Desaparecidos na América Latina: 7 pontos para entender o problema
Em entrevista ao R7, assessora da Cruz Vermelha fala sobre influência dos conflitos armados nos desaparecimentos e drama das famílias
Internacional|Ana Luísa Vieira, do R7
O desaparecimento de pessoas é um problema humanitário que se arrasta há décadas nos países da América Latina. Quem garante é Susana López, assessora Regional do Programa Pessoas Desaparecidas e seus Familiares, do CICV (Comitê Internacional da Cruz Vermelha).
No último mês, a entidade lançou uma campanha para conscientizar a população local sobre o tema — cuja realidade envolve famílias desesperadas em buscas de respostas, falta de dados confiáveis, descaso do poder público e o enfrentamento da violência armada.

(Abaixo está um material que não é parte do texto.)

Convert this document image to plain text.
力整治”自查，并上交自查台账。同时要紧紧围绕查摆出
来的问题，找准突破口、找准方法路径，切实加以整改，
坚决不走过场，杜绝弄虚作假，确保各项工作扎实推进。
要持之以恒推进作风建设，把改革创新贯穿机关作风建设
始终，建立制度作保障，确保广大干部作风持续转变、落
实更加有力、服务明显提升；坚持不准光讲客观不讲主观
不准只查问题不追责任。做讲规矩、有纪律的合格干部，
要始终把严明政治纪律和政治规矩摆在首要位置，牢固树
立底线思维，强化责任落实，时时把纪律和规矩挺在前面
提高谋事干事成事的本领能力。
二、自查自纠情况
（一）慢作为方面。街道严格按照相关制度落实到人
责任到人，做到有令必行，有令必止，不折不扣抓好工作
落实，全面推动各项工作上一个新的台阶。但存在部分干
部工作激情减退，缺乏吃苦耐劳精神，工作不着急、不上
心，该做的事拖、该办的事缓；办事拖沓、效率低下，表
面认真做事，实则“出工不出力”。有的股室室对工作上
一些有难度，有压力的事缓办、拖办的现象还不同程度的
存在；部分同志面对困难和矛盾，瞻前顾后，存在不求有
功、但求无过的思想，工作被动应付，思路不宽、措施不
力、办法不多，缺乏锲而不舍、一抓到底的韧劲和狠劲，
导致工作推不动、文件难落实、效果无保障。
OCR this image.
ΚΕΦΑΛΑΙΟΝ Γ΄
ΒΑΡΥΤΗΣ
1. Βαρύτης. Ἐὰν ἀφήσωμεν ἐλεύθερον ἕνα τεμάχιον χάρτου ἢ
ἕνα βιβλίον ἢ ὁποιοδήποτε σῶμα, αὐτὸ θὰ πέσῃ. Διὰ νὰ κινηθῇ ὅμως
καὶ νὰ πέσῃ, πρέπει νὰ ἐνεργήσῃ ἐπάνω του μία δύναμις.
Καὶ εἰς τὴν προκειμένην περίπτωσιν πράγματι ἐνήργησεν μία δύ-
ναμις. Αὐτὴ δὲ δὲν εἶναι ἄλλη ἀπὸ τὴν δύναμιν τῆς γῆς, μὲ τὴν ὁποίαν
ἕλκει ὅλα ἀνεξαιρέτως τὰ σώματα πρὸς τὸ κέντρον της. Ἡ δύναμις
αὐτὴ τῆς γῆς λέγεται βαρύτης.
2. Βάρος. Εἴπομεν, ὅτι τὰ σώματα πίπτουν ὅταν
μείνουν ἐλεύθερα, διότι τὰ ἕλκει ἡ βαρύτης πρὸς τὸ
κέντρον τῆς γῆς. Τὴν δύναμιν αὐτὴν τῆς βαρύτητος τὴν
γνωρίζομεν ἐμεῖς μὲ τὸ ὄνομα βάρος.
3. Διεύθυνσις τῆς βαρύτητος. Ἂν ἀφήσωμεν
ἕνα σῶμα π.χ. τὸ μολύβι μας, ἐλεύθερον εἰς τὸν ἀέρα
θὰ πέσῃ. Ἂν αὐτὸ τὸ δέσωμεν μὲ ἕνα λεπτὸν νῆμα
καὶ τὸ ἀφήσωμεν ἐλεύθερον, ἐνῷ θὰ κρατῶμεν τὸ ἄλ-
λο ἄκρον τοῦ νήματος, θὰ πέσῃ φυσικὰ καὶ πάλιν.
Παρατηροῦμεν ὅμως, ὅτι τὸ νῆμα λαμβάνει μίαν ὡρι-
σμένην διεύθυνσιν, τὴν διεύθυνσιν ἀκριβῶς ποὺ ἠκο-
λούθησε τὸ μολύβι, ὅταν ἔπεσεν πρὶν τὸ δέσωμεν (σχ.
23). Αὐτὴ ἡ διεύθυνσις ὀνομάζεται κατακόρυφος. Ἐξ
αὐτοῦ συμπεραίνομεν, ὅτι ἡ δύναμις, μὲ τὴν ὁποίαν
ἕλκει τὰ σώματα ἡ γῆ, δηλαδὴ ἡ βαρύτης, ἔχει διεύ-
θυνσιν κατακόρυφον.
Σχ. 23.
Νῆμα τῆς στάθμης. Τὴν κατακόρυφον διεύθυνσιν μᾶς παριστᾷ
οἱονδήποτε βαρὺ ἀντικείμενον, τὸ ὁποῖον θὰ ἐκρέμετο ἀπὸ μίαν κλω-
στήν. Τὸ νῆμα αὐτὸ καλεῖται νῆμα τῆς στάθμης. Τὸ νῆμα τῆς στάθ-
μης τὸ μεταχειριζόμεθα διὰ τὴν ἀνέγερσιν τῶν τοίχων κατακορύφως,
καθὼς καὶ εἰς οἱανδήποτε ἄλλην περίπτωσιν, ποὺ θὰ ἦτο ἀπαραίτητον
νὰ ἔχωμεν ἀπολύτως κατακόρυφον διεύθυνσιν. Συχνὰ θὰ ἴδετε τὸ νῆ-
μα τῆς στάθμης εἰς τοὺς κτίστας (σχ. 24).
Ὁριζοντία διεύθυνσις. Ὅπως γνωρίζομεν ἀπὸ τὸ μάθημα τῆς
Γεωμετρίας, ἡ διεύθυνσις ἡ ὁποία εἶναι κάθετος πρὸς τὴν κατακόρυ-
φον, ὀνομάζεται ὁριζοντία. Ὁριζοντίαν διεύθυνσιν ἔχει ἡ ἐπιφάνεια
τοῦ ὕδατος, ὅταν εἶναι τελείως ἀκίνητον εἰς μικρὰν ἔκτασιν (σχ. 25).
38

Em entrevista ao R7, Susana analisa os principais pontos para que se possa entender a dimensão do problema.
1. Os conflitos armados
A especialista lembra que, na América Latina, vários países tiveram sua história marcada pelos conflitos armados. Alguns, inclusive, continuam enfrentando este drama.
Na Colômbia, grupos guerrilheiros que lutavam pela implantação do socialismo estiveram em confronto com o governo ao longo de cinco décadas no século 20. O período foi marcado por sequestros, extorsões, torturas e atentados. “Estima-se que mais de 80 mil pessoas tenham desaparecido no país”, comenta a analista.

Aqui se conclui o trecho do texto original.